Cette loi comprend cependant six milliards de dollars pour permettre à l'Ukraine de s'équiper en véhicules blindés et de renforcer sa défense antiaérienne.
Les responsables américains ont aussi évoqué l'envoi de lance-roquettes multiple de type M270 ou M142 HIMARS une fois actée la loi autorisant le président américain à transférer des armes excédentaires des stocks américains (à hauteur de 11 milliards de dollars), sans avoir à demander l'approbation du Congrès. Ces systèmes sont capables de frapper une cible à 70 kilomètres, soit trois fois plus loin que les obusiers
Les Etats-Unis ont aussi annoncé qu'ils prévoyaient d'envoyer 90 obusiers M777 et les véhicules blindés chenillés utilisés pour les remorquer.
La question navale et aérienne.
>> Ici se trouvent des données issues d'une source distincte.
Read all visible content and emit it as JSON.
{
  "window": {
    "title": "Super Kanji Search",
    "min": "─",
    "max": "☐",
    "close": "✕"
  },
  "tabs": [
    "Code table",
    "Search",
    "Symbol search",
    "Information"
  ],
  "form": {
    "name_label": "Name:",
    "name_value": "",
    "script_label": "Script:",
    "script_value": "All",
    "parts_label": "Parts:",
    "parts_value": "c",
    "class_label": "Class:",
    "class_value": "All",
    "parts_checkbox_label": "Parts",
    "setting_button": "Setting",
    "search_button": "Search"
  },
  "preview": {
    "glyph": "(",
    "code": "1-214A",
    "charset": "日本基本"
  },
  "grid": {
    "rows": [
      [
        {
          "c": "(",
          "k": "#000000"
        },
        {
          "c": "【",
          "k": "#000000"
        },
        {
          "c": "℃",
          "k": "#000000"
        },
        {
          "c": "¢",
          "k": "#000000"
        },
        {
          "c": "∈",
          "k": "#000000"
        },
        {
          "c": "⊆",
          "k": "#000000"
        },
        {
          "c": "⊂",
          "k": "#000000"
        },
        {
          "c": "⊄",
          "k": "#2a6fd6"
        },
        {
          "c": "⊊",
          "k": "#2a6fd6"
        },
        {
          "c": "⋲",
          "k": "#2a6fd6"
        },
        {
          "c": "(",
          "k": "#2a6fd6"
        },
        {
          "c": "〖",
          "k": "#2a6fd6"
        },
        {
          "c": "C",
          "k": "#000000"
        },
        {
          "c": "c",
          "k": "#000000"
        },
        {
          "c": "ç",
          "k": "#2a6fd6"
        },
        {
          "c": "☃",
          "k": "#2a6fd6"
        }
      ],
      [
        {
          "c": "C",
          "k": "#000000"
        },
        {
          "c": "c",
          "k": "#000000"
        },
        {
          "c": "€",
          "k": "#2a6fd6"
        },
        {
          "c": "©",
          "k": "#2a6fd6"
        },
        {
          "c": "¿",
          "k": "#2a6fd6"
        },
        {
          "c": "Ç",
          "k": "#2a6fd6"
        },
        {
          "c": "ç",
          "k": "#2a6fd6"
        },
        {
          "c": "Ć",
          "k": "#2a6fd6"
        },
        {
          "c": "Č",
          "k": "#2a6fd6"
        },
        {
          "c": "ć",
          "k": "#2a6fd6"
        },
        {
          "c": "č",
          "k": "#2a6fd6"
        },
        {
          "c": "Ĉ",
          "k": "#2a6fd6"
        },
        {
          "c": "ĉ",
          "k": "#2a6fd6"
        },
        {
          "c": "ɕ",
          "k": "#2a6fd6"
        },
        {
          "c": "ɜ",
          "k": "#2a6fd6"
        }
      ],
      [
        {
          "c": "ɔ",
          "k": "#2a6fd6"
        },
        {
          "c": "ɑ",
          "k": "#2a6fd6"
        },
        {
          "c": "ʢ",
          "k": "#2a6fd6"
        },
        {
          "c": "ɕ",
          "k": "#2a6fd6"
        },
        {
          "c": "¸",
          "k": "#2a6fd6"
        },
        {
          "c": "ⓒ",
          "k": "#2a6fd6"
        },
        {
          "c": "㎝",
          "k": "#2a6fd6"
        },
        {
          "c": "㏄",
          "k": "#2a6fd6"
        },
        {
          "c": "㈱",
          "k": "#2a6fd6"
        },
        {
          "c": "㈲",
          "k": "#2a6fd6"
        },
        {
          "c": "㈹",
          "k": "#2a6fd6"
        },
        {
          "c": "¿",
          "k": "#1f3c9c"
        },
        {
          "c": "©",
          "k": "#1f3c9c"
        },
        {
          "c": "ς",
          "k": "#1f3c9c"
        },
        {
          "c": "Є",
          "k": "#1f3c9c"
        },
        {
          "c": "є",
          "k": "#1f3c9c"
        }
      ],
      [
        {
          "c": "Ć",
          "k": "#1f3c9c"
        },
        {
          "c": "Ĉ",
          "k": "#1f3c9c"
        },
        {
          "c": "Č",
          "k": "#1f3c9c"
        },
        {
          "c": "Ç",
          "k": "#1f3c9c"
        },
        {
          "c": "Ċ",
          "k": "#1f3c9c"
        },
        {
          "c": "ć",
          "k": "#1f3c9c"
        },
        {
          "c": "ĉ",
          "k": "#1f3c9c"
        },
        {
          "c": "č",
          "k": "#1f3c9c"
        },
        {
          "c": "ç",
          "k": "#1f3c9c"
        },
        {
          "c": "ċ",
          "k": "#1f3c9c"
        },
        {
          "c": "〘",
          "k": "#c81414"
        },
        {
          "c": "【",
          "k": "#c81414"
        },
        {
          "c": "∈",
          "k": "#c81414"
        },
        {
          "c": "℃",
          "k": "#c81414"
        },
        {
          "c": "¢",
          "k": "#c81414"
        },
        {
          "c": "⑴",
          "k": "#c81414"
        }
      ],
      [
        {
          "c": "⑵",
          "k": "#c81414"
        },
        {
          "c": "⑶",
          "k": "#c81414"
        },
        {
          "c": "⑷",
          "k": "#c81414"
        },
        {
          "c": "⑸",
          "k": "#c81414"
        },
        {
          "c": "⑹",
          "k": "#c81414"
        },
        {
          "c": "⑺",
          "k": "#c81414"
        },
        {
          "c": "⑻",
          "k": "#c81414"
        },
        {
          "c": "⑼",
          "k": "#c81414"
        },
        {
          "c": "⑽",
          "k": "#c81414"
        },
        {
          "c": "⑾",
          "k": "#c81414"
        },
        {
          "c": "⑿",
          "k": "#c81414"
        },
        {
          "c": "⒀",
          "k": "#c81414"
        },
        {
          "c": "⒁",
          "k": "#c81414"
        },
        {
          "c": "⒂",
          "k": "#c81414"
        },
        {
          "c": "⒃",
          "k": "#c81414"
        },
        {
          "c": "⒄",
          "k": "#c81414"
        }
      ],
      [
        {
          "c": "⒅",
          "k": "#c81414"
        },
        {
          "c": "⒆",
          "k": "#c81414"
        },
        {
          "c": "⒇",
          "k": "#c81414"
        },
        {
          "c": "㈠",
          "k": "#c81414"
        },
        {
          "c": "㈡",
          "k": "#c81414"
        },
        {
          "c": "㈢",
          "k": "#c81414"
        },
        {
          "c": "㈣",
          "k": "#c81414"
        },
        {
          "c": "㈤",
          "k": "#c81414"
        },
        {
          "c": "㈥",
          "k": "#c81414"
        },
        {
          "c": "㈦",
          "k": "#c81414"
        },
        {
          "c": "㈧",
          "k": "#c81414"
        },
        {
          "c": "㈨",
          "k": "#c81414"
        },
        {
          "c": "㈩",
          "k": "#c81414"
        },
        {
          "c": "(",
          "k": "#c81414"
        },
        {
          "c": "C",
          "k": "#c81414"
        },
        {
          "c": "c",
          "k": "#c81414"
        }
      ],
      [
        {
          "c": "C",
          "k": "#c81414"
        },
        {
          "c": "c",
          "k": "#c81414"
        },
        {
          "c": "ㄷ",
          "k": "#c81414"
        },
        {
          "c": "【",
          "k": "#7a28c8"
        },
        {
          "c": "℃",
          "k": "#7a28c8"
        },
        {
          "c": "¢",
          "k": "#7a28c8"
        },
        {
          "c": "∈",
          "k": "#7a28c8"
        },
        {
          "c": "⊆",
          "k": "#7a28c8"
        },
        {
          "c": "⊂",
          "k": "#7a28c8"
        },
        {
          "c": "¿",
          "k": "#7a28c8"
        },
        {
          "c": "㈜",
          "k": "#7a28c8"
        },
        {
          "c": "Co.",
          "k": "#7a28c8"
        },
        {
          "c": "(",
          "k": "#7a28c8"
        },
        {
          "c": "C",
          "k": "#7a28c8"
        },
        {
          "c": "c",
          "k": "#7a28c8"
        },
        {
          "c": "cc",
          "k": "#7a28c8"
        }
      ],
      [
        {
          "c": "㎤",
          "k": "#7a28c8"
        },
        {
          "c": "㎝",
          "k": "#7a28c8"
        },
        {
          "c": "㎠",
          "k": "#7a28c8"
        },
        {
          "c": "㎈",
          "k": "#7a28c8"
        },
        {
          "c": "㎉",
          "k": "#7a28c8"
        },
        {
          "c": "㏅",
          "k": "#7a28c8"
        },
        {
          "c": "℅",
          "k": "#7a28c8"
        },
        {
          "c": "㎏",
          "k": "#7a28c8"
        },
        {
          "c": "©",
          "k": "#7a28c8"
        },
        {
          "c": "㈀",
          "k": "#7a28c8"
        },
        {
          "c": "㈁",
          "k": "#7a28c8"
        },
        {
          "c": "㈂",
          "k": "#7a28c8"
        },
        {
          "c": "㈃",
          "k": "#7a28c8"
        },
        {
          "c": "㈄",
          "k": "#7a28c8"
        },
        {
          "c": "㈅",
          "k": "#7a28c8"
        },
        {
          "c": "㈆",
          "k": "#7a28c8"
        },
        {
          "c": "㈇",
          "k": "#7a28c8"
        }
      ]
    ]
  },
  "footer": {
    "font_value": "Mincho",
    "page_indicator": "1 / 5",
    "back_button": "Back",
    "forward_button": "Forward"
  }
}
Si le torpillage du navire de combat russe Moskva a pu être attribué à un missile de croisière Neptune de fabrication ukrainienne, et que la supériorité aérienne russe ne lui a pas permis de s’assurer le contrôle du ciel ukrainien, la question reste ouverte de livraisons d’armes dans ces deux domaines.
L'Ukraine cherche en particulier à obtenir des missiles qui pourraient éloigner la marine russe de ses ports de la mer Noire, afin de permettre la reprise de ses exportations de céréales et d'autres produits agricoles.
Des responsables américains ont indiqué que deux types de missiles antinavires, le Harpoon fabriqué par Boeing et le Naval Strike Missile fabriqué par Kongsberg et Raytheon sont en cours d'examen pour être expédiés à l'Ukraine. Le Danemark va envoyer un système lance-missiles anti-navires Harpoon. Normalement les Harpoons sont embarqués à bord de navires de guerre ou de sous-marins dont l’Ukraine ne dispose pas. Le Danemark est cependant le seul pays à avoir acquis une version de ce lance-missiles installé sur un camion pour tirer depuis la côte.
En ce qui concerne les forces aériennes, l’Ukraine dispose de moins d’avions de combat que la Russie et, qui plus est, il s’agit d’appareils plus anciens (des MIG-29 surtout).
Des livraisons de MIG-29 par la Pologne ont été évoquées avant d’être démenties. Il semble que seules des pièces détachées aient été livrées à l’Ukraine.
La suite. Au-delà des équipements reçus et en voie d’être acheminés, l’Ukraine cherche à obtenir d’autres systèmes d’armes, tels que des missiles américains Patriot ou des tanks allemands Leopard 2, comme le rapporte cet article de l’European council on foreign relations.
Cela pose cependant la question du risque d’escalade du conflit et de la disponibilité de ces armes:
Le Kremlin a ainsi indiqué le 28 avril dernier que «les livraisons d'armes à l'Ukraine menacent la sécurité de l'Union européenne».
D’autre part, le ministère de la défense russe a affirmé que son armée avait détruit un grand nombre d'armes fournies à l'Ukraine par les Etats-Unis et les pays européens.
Selon Bill Hartung:
«Pour l'instant, les stocks des types d'armes utilisées dans les combats — antichars, antiaériens, petits drones, artillerie — sont suffisants pour faire face à un éventuel épuisement.»